Today provided me with a (sadly rare) opportunity to join in our weekly Cosmology Journal Club at the University of Sussex. I don’t often get to go because of meetings and other commitments. Anyway, one of the papers we looked at (by Clerkin et al.) was entitled *Testing the Lognormality of the Galaxy Distribution and weak lensing convergence distributions from Dark Energy Survey maps*. This provides yet more examples of the unreasonable effectiveness of the lognormal distribution in cosmology. Here’s one of the diagrams, just to illustrate the point:

The points here are from MICE simulations. Not simulations of mice, of course, but simulations of MICE (Marenostrum Institut de Ciencies de l’Espai). Note how well the curves from a simple lognormal model fit the calculations that need a supercomputer to perform them!

The lognormal model used in the paper is basically the same as the one I developed in 1990 with Bernard Jones in what has turned out to be my most-cited paper. In fact the whole project was conceived, work done, written up and submitted in the space of a couple of months during a lovely visit to the fine city of Copenhagen. I’ve never been very good at grabbing citations – I’m more likely to fall off bandwagons rather than jump onto them – but this little paper seems to keep getting citations. It hasn’t got that many by the standards of some papers, but it’s carried on being referred to for almost twenty years, which I’m quite proud of; you can see the citations-per-year statistics even seen to be have increased recently. The model we proposed turned out to be extremely useful in a range of situations, which I suppose accounts for the citation longevity:

Citations die away for most papers, but this one is actually attracting more interest as time goes on! I don’t think this is my best paper, but it’s definitely the one I had most fun working on. I remember we had the idea of doing something with lognormal distributions over coffee one day, and just a few weeks later the paper was finished. In some ways it’s the most simple-minded paper I’ve ever written – and that’s up against some pretty stiff competition – but there you go.

The lognormal seemed an interesting idea to explore because it applies to non-linear processes in much the same way as the normal distribution does to linear ones. What I mean is that if you have a quantity *Y* which is the sum of n independent effects, *Y=X*_{1}+X_{2}+…+X_{n}, then the distribution of *Y *tends to be normal by virtue of the *Central Limit Theorem* regardless of what the distribution of the X_{i} is If, however, the process is multiplicative so *Y=X*_{1}×X_{2}×…×X_{n} then since *log Y = log X*_{1} + log X_{2} + …+log X_{n} then the Central Limit Theorem tends to make *log Y *normal, which is what the lognormal distribution means.

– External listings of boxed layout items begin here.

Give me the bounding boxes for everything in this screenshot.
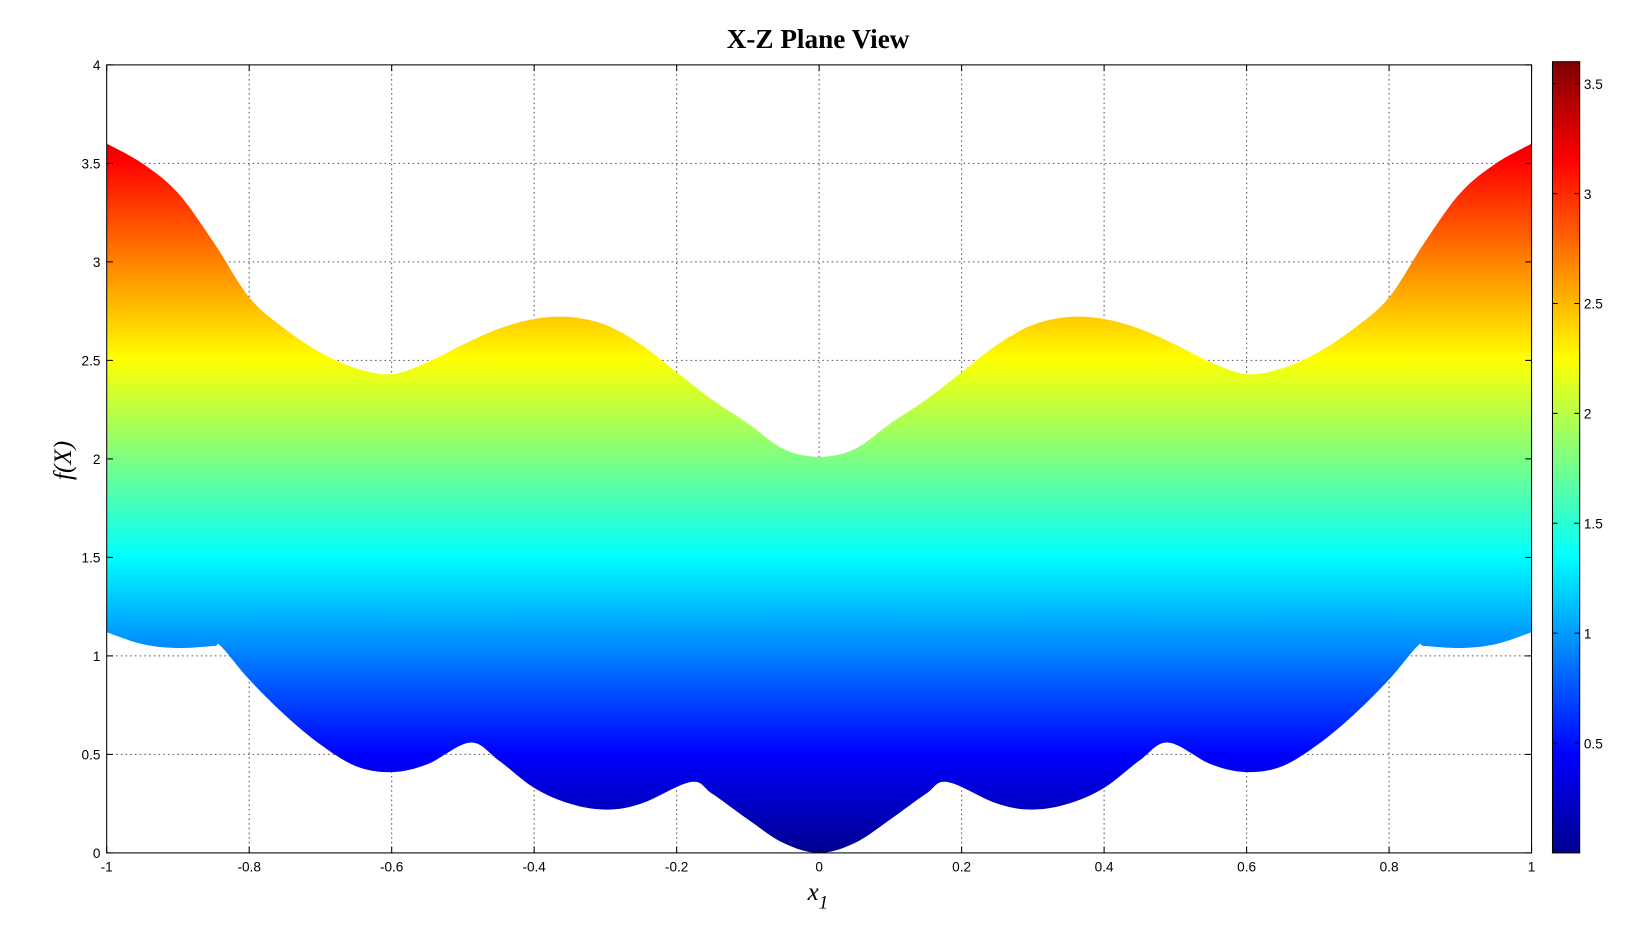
y-tick-label: 0 <box>93 846 101 861</box>
x-axis-label: x1 <box>807 879 829 913</box>
y-tick-label: 2 <box>93 452 101 467</box>
colorbar-tick-label: 3 <box>1584 187 1592 202</box>
x-axis-label-subscript: 1 <box>819 892 828 913</box>
y-axis-ticks: 0 0.5 1 1.5 2 2.5 3 3.5 4 <box>82 58 1532 861</box>
colorbar-tick-label: 2 <box>1584 407 1592 422</box>
y-tick-label: 2.5 <box>82 354 101 369</box>
x-tick-label: 1 <box>1528 860 1536 875</box>
x-tick-label: 0.4 <box>1095 860 1114 875</box>
x-tick-label: 0.6 <box>1237 860 1256 875</box>
chart-title: X-Z Plane View <box>727 24 910 54</box>
x-tick-label: -0.4 <box>522 860 546 875</box>
x-tick-label: -0.2 <box>665 860 688 875</box>
x-axis-ticks: -1 -0.8 -0.6 -0.4 -0.2 0 0.2 0.4 0.6 0.8 1 <box>101 64 1536 875</box>
y-tick-label: 3.5 <box>82 157 101 172</box>
x-axis-label-main: x <box>807 879 819 906</box>
y-tick-label: 3 <box>93 255 101 270</box>
y-axis-label: f(X) <box>50 441 77 480</box>
y-tick-label: 1 <box>93 649 101 664</box>
x-tick-label: -0.8 <box>237 860 260 875</box>
colorbar <box>1551 61 1581 854</box>
colorbar-ticks: 0.5 1 1.5 2 2.5 3 3.5 <box>1552 77 1603 751</box>
surface-projection-area <box>106 143 1532 853</box>
x-tick-label: 0.8 <box>1380 860 1399 875</box>
x-tick-label: -0.6 <box>380 860 403 875</box>
y-tick-label: 0.5 <box>82 748 101 763</box>
x-tick-label: -1 <box>101 860 113 875</box>
y-tick-label: 4 <box>93 58 101 73</box>
colorbar-tick-label: 2.5 <box>1584 297 1603 312</box>
colorbar-tick-label: 1 <box>1584 626 1592 641</box>
colorbar-tick-label: 1.5 <box>1584 516 1603 531</box>
y-tick-label: 1.5 <box>82 551 101 566</box>
x-tick-label: 0 <box>815 860 823 875</box>
x-tick-label: 0.2 <box>952 860 971 875</box>
colorbar-tick-label: 3.5 <box>1584 77 1603 92</box>
colorbar-tick-label: 0.5 <box>1584 736 1603 751</box>
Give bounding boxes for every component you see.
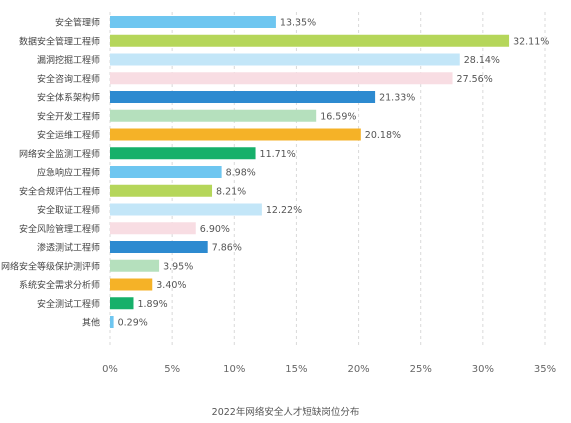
category-label: 安全取证工程师 (37, 204, 100, 216)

The lognormal is a good distribution for things produced by multiplicative processes, such as hierarchical fragmentation or coagulation processes: the distribution of sizes of the pebbles on Brighton beach is quite a good example. It also crops up quite often in the theory of turbulence.

I’ll mention one other thing about this distribution, just because it’s fun. The lognormal distribution is an example of a distribution that’s not completely determined by knowledge of its moments. Most people assume that if you know all the moments of a distribution then that has to specify the distribution uniquely, but it ain’t necessarily so.

If you’re wondering why I mentioned citations, it’s because they’re playing an increasing role in attempts to measure the quality of research done in UK universities. Citations definitely contain some information, but interpreting them isn’t at all straightforward. Different disciplines have hugely different citation rates, for one thing. Should one count self-citations?. Also how do you apportion citations to multi-author papers? Suppose a paper with a thousand citations has 25 authors. Does each of them get the thousand citations, or should each get 1000/25? Or, put it another way, how does a single-author paper with 100 citations compare to a 50 author paper with 101?

Or perhaps a better metric would be the logarithm of the number of citations?